Jardineros podan palmeras al costado de una carretera en Sevilla el 19 de julio de 2022. - España, que ya ha visto su mayo más caluroso desde principios de este siglo, permaneció el 19 de julio bajo las garras de una ola de calor excepcional. (Foto por CRISTINA QUICLER / AFP)
Jardineros podan palmeras al costado de una carretera en Sevilla el 19 de julio de 2022. - España, que ya ha visto su mayo más caluroso desde principios de este siglo, permaneció el 19 de julio bajo las garras de una ola de calor excepcional. (Foto por CRISTINA QUICLER / AFP)

Unas horas antes de salir de su casa para trabajar, José Antonio estaba investigando sobre los golpes de calor y cómo sobrevivir a uno. Ante las altas temperaturas de verano que viven en España y la mayoría de los países de Europa, este trabajador de limpieza pública necesitaba estar preparado; sin embargo, en medio de sus labores se desmayó y murió.

José Antonio no soportó el sofocante clima de Madrid y se desplomó en la calle de Vallecas, que barría todos los días. Su cuerpo de 60 años superaba los 41°C y cayó inconsciente por un golpe de calor. Según El País, murió en el hospital horas después, producto de un infarto.

Así como este trabajador, otras 509 personas fallecieron en toda España entre el 10 y el 16 de julio por las altas temperaturas que han llegado incluso a los 44°C. Esta cifra sin duda es una urgente advertencia del riesgo que las altas temperaturas suponen para el ser humano.

Sin embargo, este registro de muertes ha descendido conforme han pasado los años debido a los planes de prevención contra las olas de calor, que han salvado miles de vidas, después que en agosto del 2003 más de 6.600 perdieran la vida en el país en apenas dos semanas, en una de las tragedias más grandes producidas por el verano.

“Tras lo ocurrido en agosto de 2003, se pusieron en marcha planes de prevención que se han demostrado muy eficaces. La gente ha visto que el calor puede matar gracias a esta educación ambiental. Ahora ya no ves a personas mayores paseando bajo el sol en pantalones largos, sin sombrero y sin su botella de agua”, comentó el doctor en física y profesor de investigación en el Instituto de Salud Carlos III, Julio Díaz.
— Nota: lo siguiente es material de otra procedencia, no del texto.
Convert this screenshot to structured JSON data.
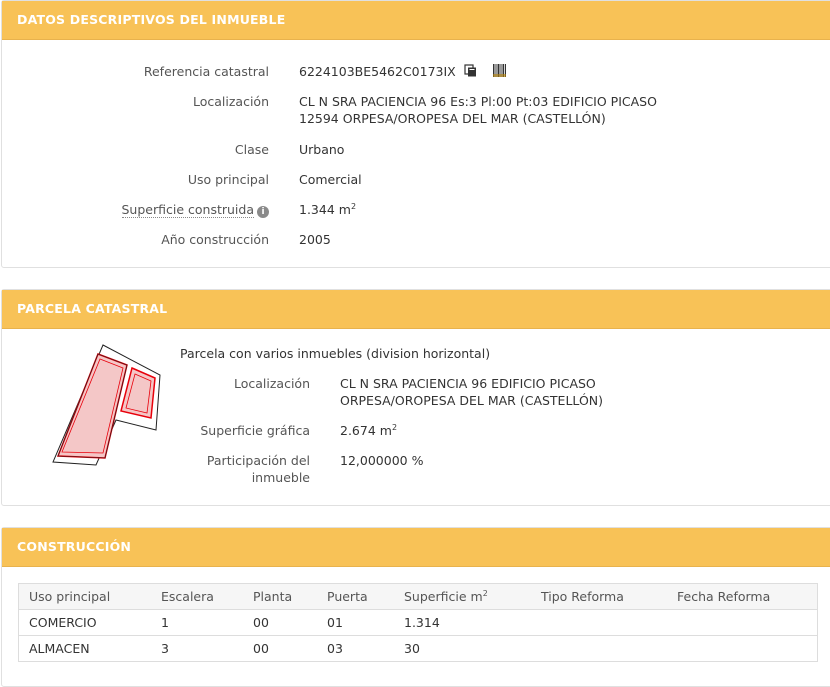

Este investigador de Madrid ha dedicado buena parte de su trayectoria científica a entender la relación entre la subida de las temperaturas y los incrementos de la mortalidad y a desarrollar medidas para prevenir más pérdidas de vida.

“Si las muertes por calor han bajado en los últimos 20 años es porque hemos sido capaces de adaptarnos a este incremento. Una pequeña parte del proceso es natural, el propio organismo se aclimata a vivir con más calor, pero solo con esto no sería suficiente. Nuestros estudios muestran que, gracias a las medidas adoptadas, nuestra capacidad de adaptación ha crecido más rápido”, agregó.

Para Díaz, la mortalidad es distinta en España y eso depende de la temperatura umbral de cada provincia. Mientras que en Madrid son 34 grados, en Córdoba hay 40°, en Barcelona es a partir de 30° y en A Coruña, de 26°.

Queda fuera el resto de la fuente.